La mairie de bayeux et Reporters sans frontières ont inauguré le premier Mémorial des reporters à Bayeux

La mairie de bayeux et Reporters sans frontières ont inauguré le premier Mémorial des reporters à Bayeux


 

La mairie de bayeux et Reporters sans frontières ont inauguré le premier Mémorial des reporters à Bayeux

Pour que les noms des journalistes tués dans l’exercice de leur fonction ne soient jamais oubliés, la ville de Bayeux (Normandie), en collaboration avec Reporters sans frontières, accueille un mémorial entièrement dédié aux reporters tués dans le monde depuis 1944.

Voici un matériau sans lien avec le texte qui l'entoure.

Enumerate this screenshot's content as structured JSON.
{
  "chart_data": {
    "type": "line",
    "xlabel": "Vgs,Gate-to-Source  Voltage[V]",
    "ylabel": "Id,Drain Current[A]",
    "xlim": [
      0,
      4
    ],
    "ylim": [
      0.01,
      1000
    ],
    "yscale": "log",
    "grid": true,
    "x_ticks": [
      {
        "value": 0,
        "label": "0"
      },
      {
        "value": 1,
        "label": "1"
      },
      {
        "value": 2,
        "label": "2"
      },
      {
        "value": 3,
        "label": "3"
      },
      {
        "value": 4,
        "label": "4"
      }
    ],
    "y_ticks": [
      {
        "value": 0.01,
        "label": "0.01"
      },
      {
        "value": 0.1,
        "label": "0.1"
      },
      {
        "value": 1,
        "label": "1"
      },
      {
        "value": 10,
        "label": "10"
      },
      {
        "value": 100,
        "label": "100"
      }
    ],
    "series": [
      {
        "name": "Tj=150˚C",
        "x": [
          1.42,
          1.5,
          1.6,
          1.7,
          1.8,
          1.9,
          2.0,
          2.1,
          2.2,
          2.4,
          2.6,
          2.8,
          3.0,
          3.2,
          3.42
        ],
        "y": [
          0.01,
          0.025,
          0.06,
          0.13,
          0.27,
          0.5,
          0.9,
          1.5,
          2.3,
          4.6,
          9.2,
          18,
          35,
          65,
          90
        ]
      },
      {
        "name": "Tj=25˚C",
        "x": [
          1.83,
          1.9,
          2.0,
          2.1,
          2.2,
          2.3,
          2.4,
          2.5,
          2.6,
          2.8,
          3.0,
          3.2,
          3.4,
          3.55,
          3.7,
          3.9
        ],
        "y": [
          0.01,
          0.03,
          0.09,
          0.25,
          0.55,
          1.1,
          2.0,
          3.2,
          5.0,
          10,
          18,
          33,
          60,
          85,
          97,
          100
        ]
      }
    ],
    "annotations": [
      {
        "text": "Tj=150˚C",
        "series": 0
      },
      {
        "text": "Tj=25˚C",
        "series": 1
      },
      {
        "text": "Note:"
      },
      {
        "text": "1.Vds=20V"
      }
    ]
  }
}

L’inauguration a eu lieu le samedi 7 octobre 2006, à Bayeux à l’occasion de la 13e édition du Prix Bayeux-Calvados des correspondants de guerre.

Ce Mémorial des reporters, conçu et réalisé par l’architecte et paysagiste Samuel Craquelin, est le premier du genre en Europe. Il sera constitué d’une promenade paysagère ponctuée de pierres blanches sur lesquelles seront gravés les 2000 noms de tous les journalistes qui ont donné leur vie pour avoir voulu nous informer.

L’événement a été aussi l’occasion de rappeler le danger auquel s’exposent quotidiennement les professionnels des médias pour faire leur métier.

Avec 103 journalistes tués en trois ans, la guerre en Irak est sans doute le conflit le plus meurtrier pour la presse depuis la Seconde Guerre mondiale. Les récents conflits au Liban ou en Somalie ont prouvé, une fois de plus, que les reporters qui travaillent en zones de guerre sont particulièrement exposés.

Première ville libérée de France, le 7 juin 1944, Bayeux accueille déjà le Musée Mémorial de la Bataille de Normandie, dédié au débarquement des forces alliées, ainsi que le Mémorial du Général De Gaulle, dans le bâtiment qui abritait le siège des premières autorités de la France libérée.

A la veille de Journée internationale de la liberté de la presse, la mairie de Bayeux et Reporters sans frontières inaugurent le mémorial des reporters

Unique en Europe, le Mémorial des reporters comporte 1889 noms de journalistes tués dans le monde depuis 1944

Reporters sans frontières et la ville de Bayeux (Normandie) ont inauguré, le 2 mai 2007, le Mémorial des reporters, en présence de Patrick Gomont, maire de la ville, Jean-Léonce Dupont, sénateur du Calvados, et Robert Ménard, secrétaire général de l’organisation de défense de la liberté de la presse. Des familles de journalistes dont les noms figurent sur le mémorial seront également présentes.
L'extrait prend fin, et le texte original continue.